Checkpointing

In this tutorial, we will present how persistence can be achieved in your evolutions. The only required tools are a simple dict and a serialization method. Important data will be inserted in the dictionary and serialized to a file so that if something goes wrong, the evolution can be restored from the last saved checkpoint. It can also serve to continue an evolution beyond the pre-fixed termination criterion.

Checkpointing is not offered in standard algorithms such as eaSimple, eaMuPlus/CommaLambda and eaGenerateUpdate. You must create your own algorithm (or copy an existing one) and introduce this feature yourself.

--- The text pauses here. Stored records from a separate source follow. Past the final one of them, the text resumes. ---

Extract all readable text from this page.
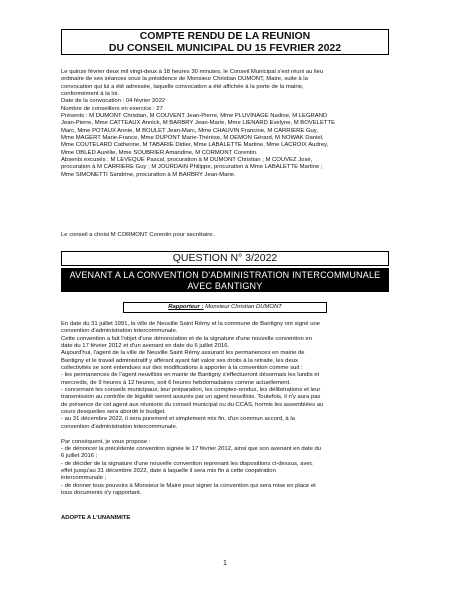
COMPTE RENDU DE LA REUNION
DU CONSEIL MUNICIPAL DU 15 FEVRIER 2022

Le quinze février deux mil vingt-deux à 18 heures 30 minutes, le Conseil Municipal s'est réuni au lieu

ordinaire de ses séances sous la présidence de Monsieur Christian DUMONT, Maire, suite à la

convocation qui lui a été adressée, laquelle convocation a été affichée à la porte de la mairie,

conformément à la loi.

Date de la convocation : 04 février 2022

Nombre de conseillers en exercice : 27

Présents : M DUMONT Christian, M COUVENT Jean-Pierre, Mme PLUVINAGE Nadine, M LEGRAND

Jean-Pierre, Mme CATTEAUX Annick, M BARBRY Jean-Marie, Mme LIENARD Evelyne, M BOVELETTE

Marc, Mme POTAUX Annie, M BOULET Jean-Marc, Mme CHAUVIN Francine, M CARRIERE Guy,

Mme MAGERT Marie-France, Mme DUPONT Marie-Thérèse, M DEMON Gérard, M NOWAK Daniel,

Mme COUTELARD Catherine, M TABARIE Didier, Mme LABALETTE Martine, Mme LACROIX Audrey,

Mme OBLED Aurélie, Mme SOUBRIER Amandine, M CORMONT Corentin.

Absents excusés : M LEVEQUE Pascal, procuration à M DUMONT Christian ; M COUVEZ José,

procuration à M CARRIERE Guy ; M JOURDAIN Philippe, procuration à Mme LABALETTE Martine ;

Mme SIMONETTI Sandrine, procuration à M BARBRY Jean-Marie.

Le conseil a choisi M CORMONT Corentin pour secrétaire.

QUESTION N° 3/2022
AVENANT A LA CONVENTION D'ADMINISTRATION INTERCOMMUNALE
AVEC BANTIGNY
Rapporteur : Monsieur Christian DUMONT

En date du 31 juillet 1991, la ville de Neuville Saint Rémy et la commune de Bantigny ont signé une

convention d'administration intercommunale.

Cette convention a fait l'objet d'une dénonciation et de la signature d'une nouvelle convention en

date du 17 février 2012 et d'un avenant en date du 6 juillet 2016.

Aujourd'hui, l'agent de la ville de Neuville Saint Rémy assurant les permanences en mairie de

Bantigny et le travail administratif y afférant ayant fait valoir ses droits à la retraite, les deux

collectivités se sont entendues sur des modifications à apporter à la convention comme suit :

- les permanences de l'agent neuvillois en mairie de Bantigny s'effectueront désormais les lundis et

mercredis, de 9 heures à 12 heures, soit 6 heures hebdomadaires comme actuellement.

- concernant les conseils municipaux, leur préparation, les comptes-rendus, les délibérations et leur

transmission au contrôle de légalité seront assurés par un agent neuvillois. Toutefois, il n'y aura pas

de présence de cet agent aux réunions du conseil municipal ou du CCAS, hormis les assemblées au

cours desquelles sera abordé le budget.

- au 31 décembre 2022, il sera purement et simplement mis fin, d'un commun accord, à la

convention d'administration intercommunale.

Par conséquent, je vous propose :

- de dénoncer la précédente convention signée le 17 février 2012, ainsi que son avenant en date du

6 juillet 2016 ;

- de décider de la signature d'une nouvelle convention reprenant les dispositions ci-dessus, avec

effet jusqu'au 31 décembre 2022, date à laquelle il sera mis fin à cette coopération

intercommunale ;

- de donner tous pouvoirs à Monsieur le Maire pour signer la convention qui sera mise en place et

tous documents s'y rapportant.

ADOPTE A L'UNANIMITE

1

Starting with a very basic example, we will cover the necessary stuff to checkpoint everything needed to restore an evolution. We skip the class definition and registration of tools in the toolbox to go directly to the algorithm and the main function. Our main function receives an optional string argument containing the path of the checkpoint file to restore.

import pickle

def main(checkpoint=None):
    if checkpoint:
        # A file name has been given, then load the data from the file
        with open(checkpoint, "rb") as cp_file:
            cp = pickle.load(cp_file)
        population = cp["population"]
        start_gen = cp["generation"]
        halloffame = cp["halloffame"]
        logbook = cp["logbook"]
        random.setstate(cp["rndstate"])
    else:
        # Start a new evolution
        population = toolbox.population(n=300)
        start_gen = 0
        halloffame = tools.HallOfFame(maxsize=1)
        logbook = tools.Logbook()

    stats = tools.Statistics(lambda ind: ind.fitness.values)
    stats.register("avg", numpy.mean)
    stats.register("max", numpy.max)

    for gen in range(start_gen, NGEN):
        population = algorithms.varAnd(population, toolbox, cxpb=CXPB, mutpb=MUTPB)

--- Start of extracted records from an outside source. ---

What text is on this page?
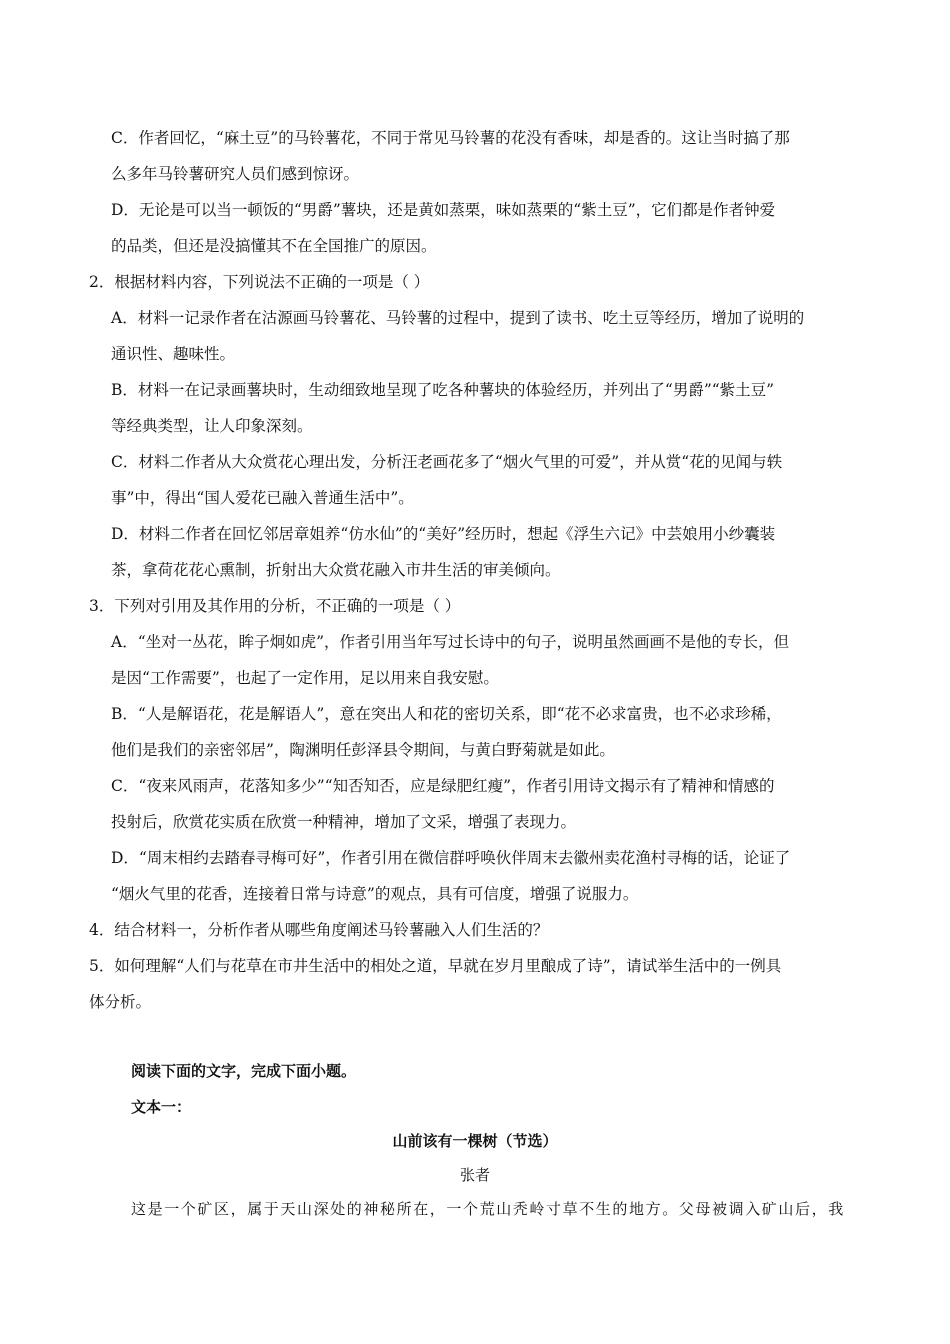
C．作者回忆，“麻土豆”的马铃薯花，不同于常见马铃薯的花没有香味，却是香的。这让当时搞了那
么多年马铃薯研究人员们感到惊讶。
D．无论是可以当一顿饭的“男爵”薯块，还是黄如蒸栗，味如蒸栗的“紫土豆”，它们都是作者钟爱
的品类，但还是没搞懂其不在全国推广的原因。
2．根据材料内容，下列说法不正确的一项是（ ）
A．材料一记录作者在沽源画马铃薯花、马铃薯的过程中，提到了读书、吃土豆等经历，增加了说明的
通识性、趣味性。
B．材料一在记录画薯块时，生动细致地呈现了吃各种薯块的体验经历，并列出了“男爵”“紫土豆”
等经典类型，让人印象深刻。
C．材料二作者从大众赏花心理出发，分析汪老画花多了“烟火气里的可爱”，并从赏“花的见闻与轶
事”中，得出“国人爱花已融入普通生活中”。
D．材料二作者在回忆邻居章姐养“仿水仙”的“美好”经历时，想起《浮生六记》中芸娘用小纱囊装
茶，拿荷花花心熏制，折射出大众赏花融入市井生活的审美倾向。
3．下列对引用及其作用的分析，不正确的一项是（ ）
A．“坐对一丛花，眸子炯如虎”，作者引用当年写过长诗中的句子，说明虽然画画不是他的专长，但
是因“工作需要”，也起了一定作用，足以用来自我安慰。
B．“人是解语花，花是解语人”，意在突出人和花的密切关系，即“花不必求富贵，也不必求珍稀，
他们是我们的亲密邻居”，陶渊明任彭泽县令期间，与黄白野菊就是如此。
C．“夜来风雨声，花落知多少”“知否知否，应是绿肥红瘦”，作者引用诗文揭示有了精神和情感的
投射后，欣赏花实质在欣赏一种精神，增加了文采，增强了表现力。
D．“周末相约去踏春寻梅可好”，作者引用在微信群呼唤伙伴周末去徽州卖花渔村寻梅的话，论证了
“烟火气里的花香，连接着日常与诗意”的观点，具有可信度，增强了说服力。
4．结合材料一，分析作者从哪些角度阐述马铃薯融入人们生活的？
5．如何理解“人们与花草在市井生活中的相处之道，早就在岁月里酿成了诗”，请试举生活中的一例具
体分析。
阅读下面的文字，完成下面小题。
文本一：
山前该有一棵树（节选）
张者
这是一个矿区，属于天山深处的神秘所在，一个荒山秃岭寸草不生的地方。父母被调入矿山后，我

        # Evaluate the individuals with an invalid fitness
        invalid_ind = [ind for ind in population if not ind.fitness.valid]
        fitnesses = toolbox.map(toolbox.evaluate, invalid_ind)
        for ind, fit in zip(invalid_ind, fitnesses):
            ind.fitness.values = fit

        halloffame.update(population)
        record = stats.compile(population)
        logbook.record(gen=gen, evals=len(invalid_ind), **record)

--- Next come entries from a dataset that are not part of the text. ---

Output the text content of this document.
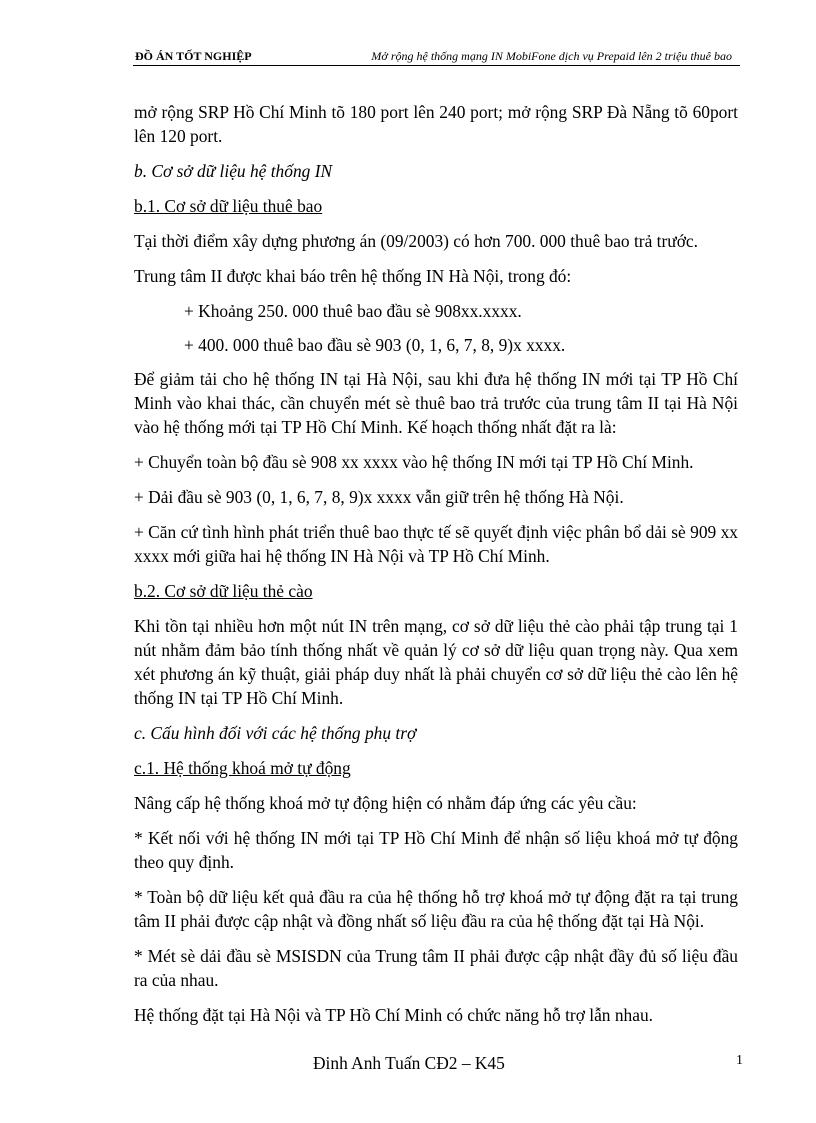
ĐỒ ÁN TỐT NGHIỆP	Mở rộng hệ thống mạng IN MobiFone dịch vụ Prepaid lên 2 triệu thuê bao

mở rộng SRP Hồ Chí Minh tõ 180 port lên 240 port; mở rộng SRP Đà Nẵng tõ 60port lên 120 port.

b. Cơ sở dữ liệu hệ thống IN

b.1. Cơ sở dữ liệu thuê bao

Tại thời điểm xây dựng phương án (09/2003) có hơn 700. 000 thuê bao trả trước.

Trung tâm II được khai báo trên hệ thống IN Hà Nội, trong đó:

+ Khoảng 250. 000 thuê bao đầu sè 908xx.xxxx.

+ 400. 000 thuê bao đầu sè 903 (0, 1, 6, 7, 8, 9)x xxxx.

Để giảm tải cho hệ thống IN tại Hà Nội, sau khi đưa hệ thống IN mới tại TP Hồ Chí Minh vào khai thác, cần chuyển mét sè thuê bao trả trước của trung tâm II tại Hà Nội vào hệ thống mới tại TP Hồ Chí Minh. Kế hoạch thống nhất đặt ra là:

+ Chuyển toàn bộ đầu sè 908 xx xxxx vào hệ thống IN mới tại TP Hồ Chí Minh.

+ Dải đầu sè 903 (0, 1, 6, 7, 8, 9)x xxxx vẫn giữ trên hệ thống Hà Nội.

+ Căn cứ tình hình phát triển thuê bao thực tế sẽ quyết định việc phân bổ dải sè 909 xx xxxx mới giữa hai hệ thống IN Hà Nội và TP Hồ Chí Minh.

b.2. Cơ sở dữ liệu thẻ cào

Khi tồn tại nhiều hơn một nút IN trên mạng, cơ sở dữ liệu thẻ cào phải tập trung tại 1 nút nhằm đảm bảo tính thống nhất về quản lý cơ sở dữ liệu quan trọng này. Qua xem xét phương án kỹ thuật, giải pháp duy nhất là phải chuyển cơ sở dữ liệu thẻ cào lên hệ thống IN tại TP Hồ Chí Minh.

c. Cấu hình đối với các hệ thống phụ trợ

c.1. Hệ thống khoá mở tự động

Nâng cấp hệ thống khoá mở tự động hiện có nhằm đáp ứng các yêu cầu:

* Kết nối với hệ thống IN mới tại TP Hồ Chí Minh để nhận số liệu khoá mở tự động theo quy định.

* Toàn bộ dữ liệu kết quả đầu ra của hệ thống hỗ trợ khoá mở tự động đặt ra tại trung tâm II phải được cập nhật và đồng nhất số liệu đầu ra của hệ thống đặt tại Hà Nội.

* Mét sè dải đầu sè MSISDN của Trung tâm II phải được cập nhật đầy đủ số liệu đầu ra của nhau.

Hệ thống đặt tại Hà Nội và TP Hồ Chí Minh có chức năng hỗ trợ lẫn nhau.

Đinh Anh Tuấn CĐ2 – K45	1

        population = toolbox.select(population, k=len(population))

        if gen % FREQ == 0:
            # Fill the dictionary using the dict(key=value[, ...]) constructor
            cp = dict(population=population, generation=gen, halloffame=halloffame,
                      logbook=logbook, rndstate=random.getstate())

            with open("checkpoint_name.pkl", "wb") as cp_file:
                pickle.dump(cp, cp_file)

Now, the whole data will be written in a pickled dictionary every FREQ generations. Loading the checkpoint is done if the main function is given a path to a checkpoint file. In that case, the evolution continues from where it was in the last checkpoint. It will produce the exact same results as if it was not stopped and reloaded because we also restored the random module state. If you use numpy’s random numbers, don’t forget to save and reload their state too.